では、振り込め詐欺に遭ってしまった場合、もうお金を取り返すことはできないのでしょうか?やはり、詐欺グループから取り返すことは困難なのかもしれません。そこで、今回は、万が一振り込め詐欺の被害に遭ってしまったとき、どのように救済してもらえるか、法律に基づく手続きについてご説明したいと思います。

1.振り込め詐欺の定義

「振り込め詐欺」とは、オレオレ詐欺、架空請求詐欺、融資保証金詐欺及び還付金等詐欺などの犯罪行為の総称で、2004年に警視庁によって命名されました。この振り込め詐欺は、「特殊詐欺」に該当します。そもそも特殊詐欺とはどのような詐欺行為のことなのでしょうか。

警察によると、特殊詐欺は「面識のない不特定多数の者に対し、電話その他の通信手段を用いて、対面することなく被害者をだまし、不正に入手した架空または他人名義の預貯金口座への振り込みなどの方法により、被害者に現金などを交付させたりする詐欺」と定義されています。

特殊詐欺の中でも代表格といえるのが、今回取り上げる振り込め詐欺で、特に高齢者が被害に遭う傾向が強く、平成30年の警察庁の調査によると、被害者の7割以上が高齢者となっています。

もしも、自分や周りの人たちがこれらの詐欺の被害に遭ってしまった場合、どうしたらよいのでしょうか。

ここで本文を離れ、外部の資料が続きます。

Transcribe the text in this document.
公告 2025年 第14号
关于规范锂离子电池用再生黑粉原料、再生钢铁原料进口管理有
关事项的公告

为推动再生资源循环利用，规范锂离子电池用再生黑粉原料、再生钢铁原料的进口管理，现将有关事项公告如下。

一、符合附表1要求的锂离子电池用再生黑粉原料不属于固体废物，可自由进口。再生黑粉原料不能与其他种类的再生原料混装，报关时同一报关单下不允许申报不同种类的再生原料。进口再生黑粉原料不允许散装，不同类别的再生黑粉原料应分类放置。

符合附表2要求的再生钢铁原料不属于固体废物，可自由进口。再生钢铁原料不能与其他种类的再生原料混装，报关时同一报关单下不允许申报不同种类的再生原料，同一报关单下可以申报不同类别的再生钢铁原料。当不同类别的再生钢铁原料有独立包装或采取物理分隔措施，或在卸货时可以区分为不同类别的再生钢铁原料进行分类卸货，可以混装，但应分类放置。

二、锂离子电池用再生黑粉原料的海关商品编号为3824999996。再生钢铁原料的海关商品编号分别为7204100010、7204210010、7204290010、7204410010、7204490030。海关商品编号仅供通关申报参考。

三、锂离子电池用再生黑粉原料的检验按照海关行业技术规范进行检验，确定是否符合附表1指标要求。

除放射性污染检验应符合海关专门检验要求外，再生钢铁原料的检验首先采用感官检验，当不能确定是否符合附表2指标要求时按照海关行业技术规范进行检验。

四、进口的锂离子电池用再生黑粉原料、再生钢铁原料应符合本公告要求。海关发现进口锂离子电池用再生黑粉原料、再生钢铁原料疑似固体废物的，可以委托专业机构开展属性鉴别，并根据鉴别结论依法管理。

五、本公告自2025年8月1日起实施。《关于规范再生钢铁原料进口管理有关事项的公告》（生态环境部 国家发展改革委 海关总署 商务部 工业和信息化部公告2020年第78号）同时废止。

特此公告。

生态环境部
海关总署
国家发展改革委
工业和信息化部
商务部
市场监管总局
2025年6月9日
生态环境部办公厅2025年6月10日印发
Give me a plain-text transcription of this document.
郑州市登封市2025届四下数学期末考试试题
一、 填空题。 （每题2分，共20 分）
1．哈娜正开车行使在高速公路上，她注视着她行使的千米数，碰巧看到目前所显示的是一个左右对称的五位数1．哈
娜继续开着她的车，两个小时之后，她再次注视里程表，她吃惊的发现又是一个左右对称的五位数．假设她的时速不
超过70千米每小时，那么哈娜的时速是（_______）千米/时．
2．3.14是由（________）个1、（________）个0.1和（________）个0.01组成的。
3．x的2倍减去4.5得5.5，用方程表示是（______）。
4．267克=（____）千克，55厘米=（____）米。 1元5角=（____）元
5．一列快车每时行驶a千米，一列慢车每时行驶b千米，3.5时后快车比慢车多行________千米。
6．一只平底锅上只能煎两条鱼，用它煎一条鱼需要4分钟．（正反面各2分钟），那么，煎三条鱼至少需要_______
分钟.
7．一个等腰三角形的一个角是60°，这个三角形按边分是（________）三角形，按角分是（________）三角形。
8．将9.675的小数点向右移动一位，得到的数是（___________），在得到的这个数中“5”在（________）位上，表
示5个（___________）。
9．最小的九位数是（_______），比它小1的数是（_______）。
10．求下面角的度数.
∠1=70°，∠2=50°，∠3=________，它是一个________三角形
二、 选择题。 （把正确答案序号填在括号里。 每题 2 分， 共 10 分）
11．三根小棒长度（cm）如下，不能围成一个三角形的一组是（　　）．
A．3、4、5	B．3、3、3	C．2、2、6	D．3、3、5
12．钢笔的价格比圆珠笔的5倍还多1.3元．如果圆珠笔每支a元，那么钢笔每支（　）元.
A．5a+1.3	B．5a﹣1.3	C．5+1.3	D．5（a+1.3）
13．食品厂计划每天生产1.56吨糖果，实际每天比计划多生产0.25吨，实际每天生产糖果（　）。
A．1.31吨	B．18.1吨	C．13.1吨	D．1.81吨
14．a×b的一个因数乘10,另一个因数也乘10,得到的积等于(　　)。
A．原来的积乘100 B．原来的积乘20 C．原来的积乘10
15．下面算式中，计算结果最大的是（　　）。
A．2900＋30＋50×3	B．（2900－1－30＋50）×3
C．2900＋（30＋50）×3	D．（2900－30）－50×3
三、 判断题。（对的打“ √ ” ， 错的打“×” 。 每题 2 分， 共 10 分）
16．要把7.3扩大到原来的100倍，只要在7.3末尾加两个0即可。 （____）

被害に遭ってしまった場合の救済処置を定めた法律があるので、次はそちらを見ていきましょう。

2.振り込め詐欺救済法とは

振り込め詐欺と思われる電話を受けたときは、詐欺だと気づいて被害を未然に防ぐことが出来たら一番良いですが、残念ながら多くの方が被害に遭っているのが現状です。このように振り込め詐欺の被害に遭ってしまった被害者の方々を助けるために作られたのが「振り込め詐欺救済法」という法律で、平成20年6月21日から施行されました。

振り込め詐欺救済法では、振り込め詐欺の被害者に対する被害回復分配金の支払い手続等を定めています。被害回復分配金とは簡単に言うと、振り込め詐欺の加害者の預金口座から取り戻し、各被害者に分配(返還)される資金のことです。その手続は以下の3つに分かれて進められます。

① 取引停止(口座凍結)
② 債権消滅手続
③ 被害回復分配金の支払手続
ここからはそれぞれの手続について詳しく見ていきましょう。

3. 振り込め詐欺救済法に基づく手続①取引停止(口座凍結)

被害にあってしまった際に、まず行うのが取引停止手続です。取引停止手続では、金融機関に対し、犯罪行為に利用された疑いのある預金口座に関する取引の停止等の措置をとることができます。いわゆる口座凍結のことです。口座凍結後は該当の預金口座では、入金や振り込み、預金の引き出しなどが一切できなくなります。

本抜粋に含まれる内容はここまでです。